Although Hollywood superstar Mark Wahlberg has long since traded his rap music career for the Hollywood megastar life, his million-selling number one hit song “Good Vibrations” celebrated its 30th anniversary Friday, July 16th, 2021.
In honor of its 30th anniversary — and because we all love a little nostalgia — the song’s original writer, MC Spice The Legend, has released a new version of the song. The latest release boasts an all-star line up, with production from Big Rush of Ice Cube’s camp and Dale Ramsey (credits: Jay Z, Justin Timberlake, James Brown, and the Temptations), as well as a feel-good chorus from powerhouse R&B group Phajja, formerly of Warner Brothers.
The “Good Vibrations” re-release features freshly updated lyrics performed by MC Spice himself. MC Spice the Legend is Boston’s first rapper signed to a major label (Atlantic/1986). Not only did Spice write the original “Good Vibrations” record, but he also recorded it as an audio guide track for Mark Wahlberg to learn the words and the song’s delivery.
Spice notes that he penned the original in just fifteen minutes. “This song has always been dear to me,” he says. “I remember writing it in fifteen minutes while driving in the car with Donnie [Wahlberg] to the recording studio.”
Spice, a friend of the Wahlbergs, helped Mark’s brother Donnie create the hit songs that led to Mark Wahlberg’s breakout platinum album, Music for the People. MC Spice wrote five songs on the actor’s debut album, including the initial two singles, “Good Vibrations” and “Wildside.” Both singles were wildly successful; “Good Vibrations” went Platinum, and “Wildside” went Gold.
“I felt that a lot of people who grew up on ‘Good Vibrations’ are attracted to the infectious, feel-good hook. In the 30th anniversary version, we gave it a totally new sound, and the rapping is on a different level with a new cadence and flow.”
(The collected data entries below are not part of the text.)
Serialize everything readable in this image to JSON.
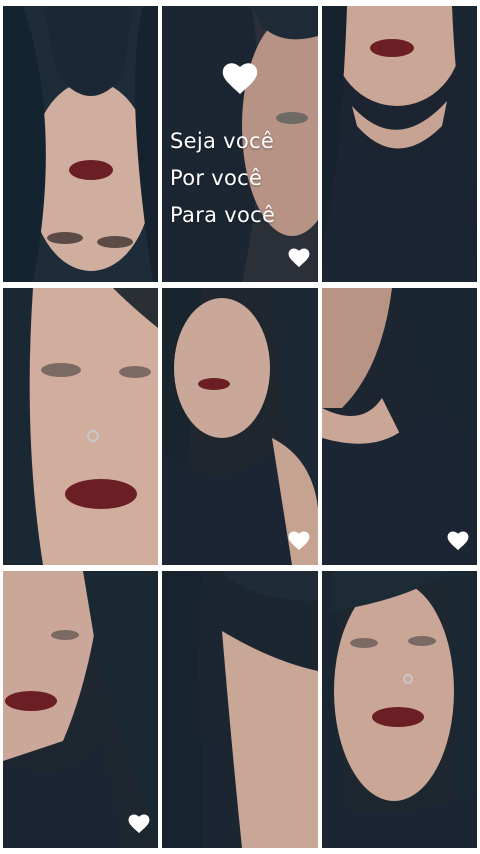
{
  "feed": {
    "tiles": [
      {
        "type": "photo",
        "has_heart": false
      },
      {
        "type": "text-post",
        "has_heart": true,
        "lines": [
          "Seja você",
          "Por você",
          "Para você"
        ],
        "decoration_icon": "heart-icon"
      },
      {
        "type": "photo",
        "has_heart": false
      },
      {
        "type": "photo",
        "has_heart": false
      },
      {
        "type": "photo",
        "has_heart": true
      },
      {
        "type": "photo",
        "has_heart": true
      },
      {
        "type": "photo",
        "has_heart": true
      },
      {
        "type": "photo",
        "has_heart": false
      },
      {
        "type": "photo",
        "has_heart": false
      }
    ]
  },
  "colors": {
    "background": "#ffffff",
    "heart": "#ffffff",
    "hair": "#1c2a36",
    "shirt": "#1b2533",
    "skin": "#d9b7a7",
    "lips": "#6b1f24"
  }
}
The vibrant vocals on the 30th anniversary re-release of “Good Vibrations” come from R&B singers Phajja, also from Boston by way of Chicago.
“Spice texted me one day asking what we thought of redoing ‘Good Vibrations’ with him as the rapper. We went in the studio that same night, and came up with the beat and the hook. We felt that song, and believe it’s a great song for the times, when America is opening up again after the pandemic and families are coming together and having fun again,” said Nakia Williams of Phajja.
The 30th anniversary edition of “Good Vibrations” will be available on all digital music stores. A signed CD copy of the song will be available for the first 10,000 purchases of the CD via the label’s website. A special 12-inch vinyl disc for deejays will also be released, as well. The ultimate throwback: compact discs.
Prior to his “Good Vibrations” fame, MC Spice the Legend made history as Boston’s first rap act to have his song played on rhythmic radio’s Kiss 108FM when he released the track “Don’t Treat Your Girly Like A Dog ” via Atlantic Records.
Since then, he’s continued to write and produce music for a multitude of artists, including Rikardo Blu, Free (of B.E.T.), and worked on a collaboration with reggae artist Natural Vybz.
MC Spice is currently working on his 40-song rap album, Roxbury, for release this September, via 2626 Entertainment, a recording label owned by MC Spice and his business partner and real estate mogul Cornell Brown.The longform album has 40 songs to commemorate his 40 years in rap.
The album’s title, Roxbury, pays homage to his humble beginnings. The South Carolina-born rapper lived in Roxbury’s Orchard Park housing projects in his early years and grew up in and around Roxbury well into his adult life. At age 15, he started rapping and has been writing and recording three to five songs a day ever since.
Now at age 54, when other rappers have probably already hung up their mics, MC Spice is calling out the ageism in rap. He believes if his favorite rockers, Mick Jagger and Aerosmith’s Steve Tyler, can still do their thing on stage, he can too.
“Why do we say that rappers have to go into early retirement? What’s compelling us to do that?” Spice says he’ll begin touring again after the September 5th release date of Roxbury.
Since the mid-eighties, MC Spice had spent time giving back to the youth and underprivileged communities.
“I’m Hiphop before I’m a rapper,” MC Spice says. “Most people don’t know the difference between rap and hip hop, but rap is something you do, and hip hop is how you live. In fact, rapping (emceeing) is more so a physical attribute used to promote the awareness of hip hop’s four spiritual principles: peace, unity, love, and having fun. Therefore, I’ve always given of my time and talents to uplift our culture and to put our culture in a positive light.”
Now that’s what we call “Good Vibrations”!